DIÁRIO OFICIAL DO ESTADO DO AMAZONAS| PODER EXECUTIVO - SEÇÃO I

Manaus, terça-feira, 18 de março de 2025 145

DECRETO Nº 51.410, DE 18 DE MARÇO DE 2025

INSTITUI o Programa Estadual Amazonas 2030, CRIA o Comitê Gestor e de Acompanhamento do Programa Amazonas 2030 e dá outras providências.

O GOVERNADOR DO ESTADO DO AMAZONAS , no uso das atribuições que lhe são conferidas pelo artigo 54, inciso IV, da Constituição Estadual,

CONSIDERANDO a Constituição Federal, que estabelece em seu Art. 225 como princípios fundamentais a proteção e a conservação do meio ambiente, reconhecendo que a saúde e o bem-estar da população estão intrinsecamente ligados à qualidade ambiental;

CONSIDERANDO a Agenda 2030 das Nações Unidas, que propõe modelo de desenvolvimento sustentável, enfatizando a importância da ação global para a preservação dos ecossistemas e promoção do uso responsável dos recursos naturais, com especial atenção às áreas biologicamente diversas como a Amazônia;

CONSIDERANDO o § 4.º do Artigo 14 da Lei Estadual n.º 4.266, de 01 de dezembro de 2015, que institui diretrizes para implementação de políticas públicas voltadas à proteção ambiental no Estado do Amazonas, promovendo a sustentabilidade e a conservação dos recursos naturais, em conformidade com os compromissos nacionais e internacionais.

CONSIDERANDO a manifestação da Procuradoria Geral do Estado - PGE/AM, contida no Parecer Jurídico n.º: 00006/2025 da Procuradoria do Meio Ambiente, e o que mais consta no processo administrativo n.º 01.01.030101.001402/2025-73.

D E C R E T A :

Art. 1.º Fica instituído o Programa Estadual Amazonas 2030, em consonância com os Objetivos de Desenvolvimento Sustentável (ODS) da Agenda 2030 das Nações Unidas, de modo a contribuir para a erradicação da pobreza e da fome, promover o desenvolvimento social, econômico e sustentável, a conservação ambiental e a redução de emissões de GEE.

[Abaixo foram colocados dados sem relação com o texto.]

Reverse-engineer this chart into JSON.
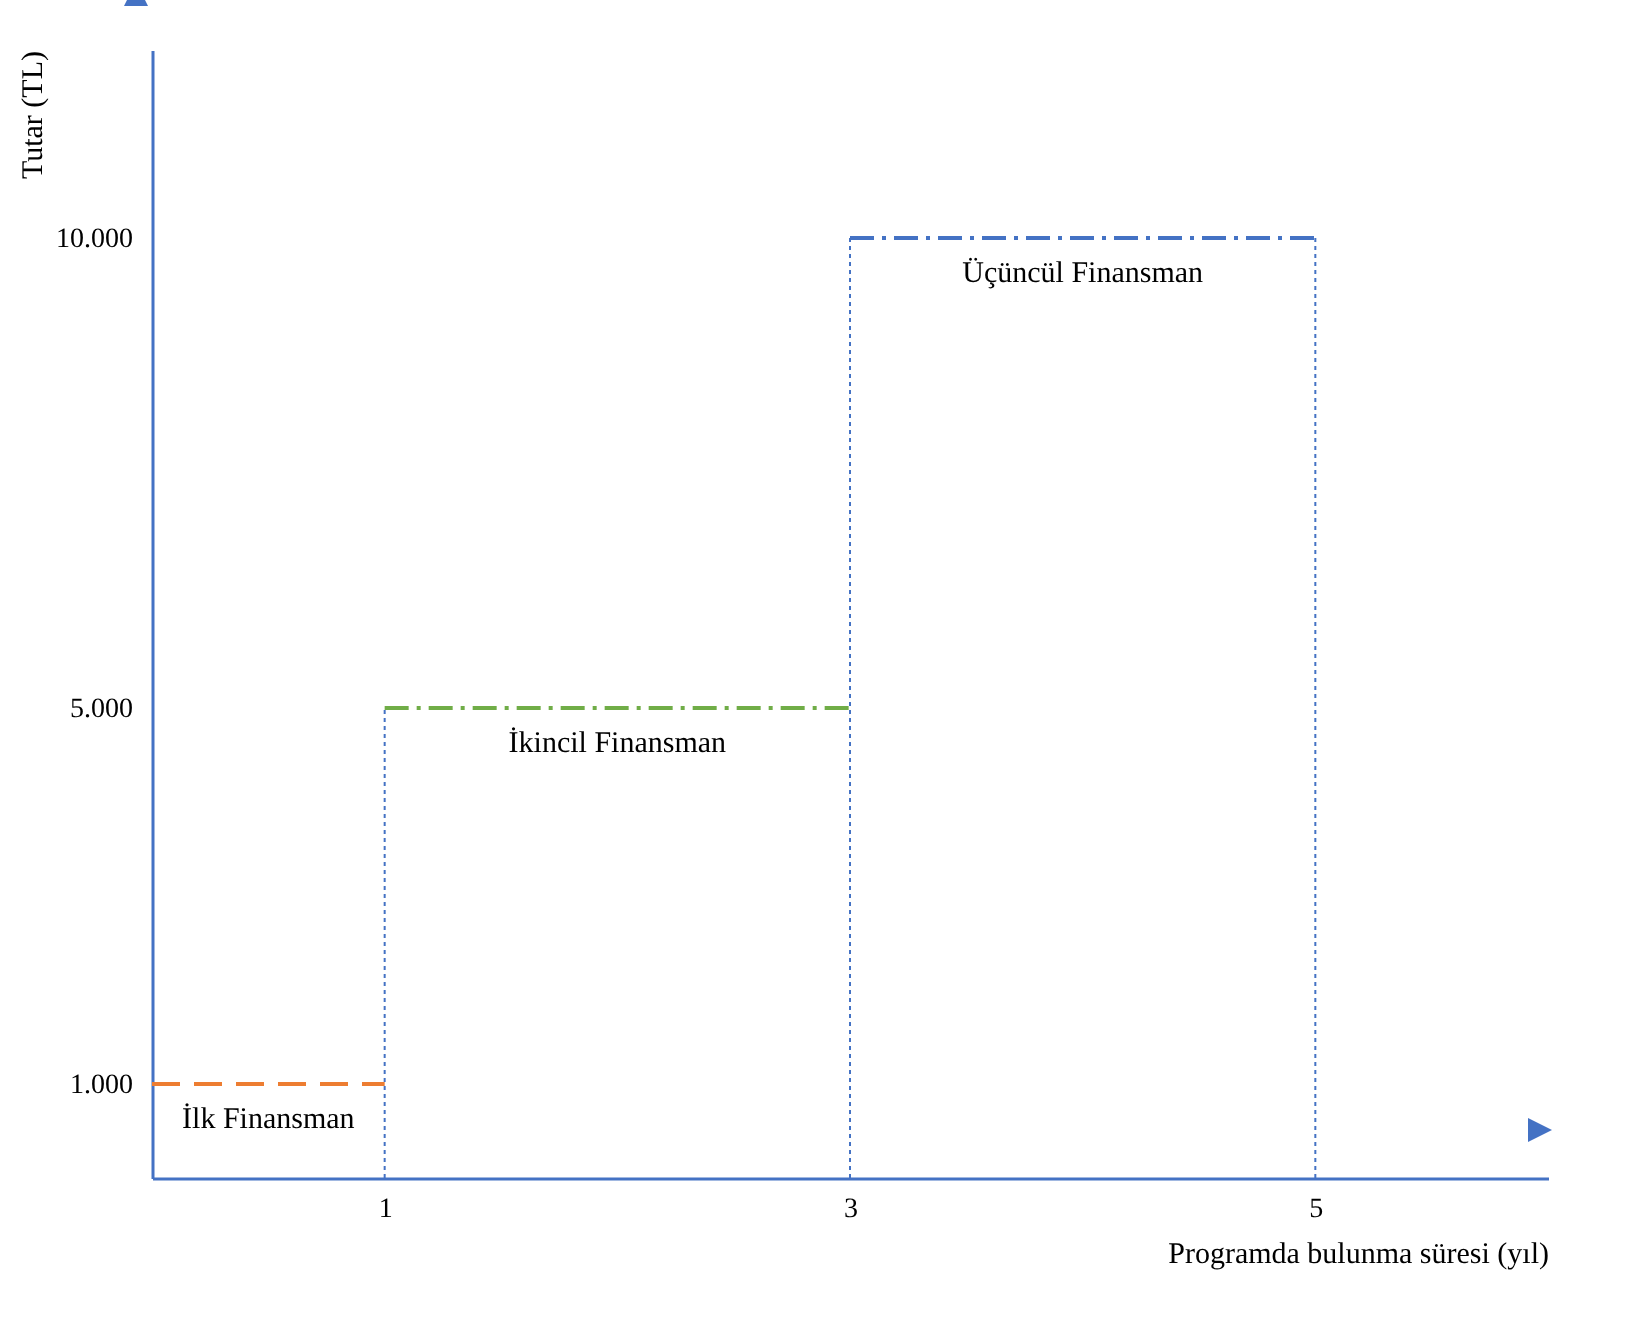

Art. 2.º As ações do Programa Estadual Amazonas 2030 serão implementadas por intermédio de parceria institucional com entidades públicas, privadas e não governamentais, por meio de termos de cooperação específicos, termos de fomento, termos de colaboração, ou qualquer outro instrumento jurídico hábil, firmados com o Governo do Estado do Amazonas. Art. 3.º O Programa Estadual Amazonas 2030 possui os seguintes objetivos:

I - contribuir para a elevação do Estado do Amazonas à condição de neutralidade carbônica;

II - ampliar os estoques de carbono no território do Estado do Amazonas; III - fortalecer a contribuição do Amazonas aos compromissos globais de desenvolvimento sustentável e combate às mudanças climáticas, especialmente as Contribuições Nacionalmente Determinadas (NDCs);

IV - implementar, em escala estadual, os Objetivos do Desenvolvimento Sustentável (ODS) da Agenda 2030 da Organização das Nações Unidas (ONU);

V - promover a redução contínua e efetiva do desmatamento ilegal e da degradação ambiental por meio de estratégias integradas de proteção ambiental e sustentabilidade minimizando as emissões de gases de efeito estufa e mantendo o estoque de carbono florestal;

VI - promover a regularização fundiária e ambiental no Estado do Amazonas;

VII - combater a incidência de queimadas e incêndios florestais por meio de ações preventivas, fiscalização e educação ambiental;

VIII - assegurar que o aumento anual de vegetação secundária seja equivalente ou superior à supressão vegetal, seja autorizada ou ilegal;

IX - fortalecer a economia de baixo carbono no Estado do Amazonas, com ênfase na valorização da sociobiodiversidade, no desenvolvimento da biotecnologia e na bioindustrialização;

X - assegurar que a transição para a economia de baixo carbono e a busca pela neutralidade carbônica respeitem e protejam os direitos e interesses dos povos indígenas, quilombolas, comunidades tradicionais e agricultores familiares (PIQCTAF);

XI - promover o desenvolvimento humano e social inclusivo, priorizando a melhoria da qualidade de vida das populações mais vulneráveis;

XII - fomentar a justiça climática, apoiando a adaptação, mitigando os impactos adversos e aumentando a resiliência climática do Estado;

XIII - ampliar a proteção dos ecossistemas e dos ciclos hidrológicos, especialmente em habitats sensíveis e relevantes para a conservação da biodiversidade, garantindo a integridade climática e a continuidade dos serviços ecossistêmicos;

XIV - estruturar mecanismos sustentáveis de financiamento para as ações climáticas do Estado a longo prazo;

XV - implementar sistemas eficientes de medição, coleta, análise, monitoramento, verificação e valoração dos produtos e serviços ambientais; XVI - assegurar os direitos territoriais e culturais dos Povos e Comunidades Tradicionais e dos Povos Indígenas, promovendo seu desenvolvimento sustentável por meio da adoção de princípios e critérios de salvaguardas

sociais e ambientais na promoção de produtos e serviços ambientais.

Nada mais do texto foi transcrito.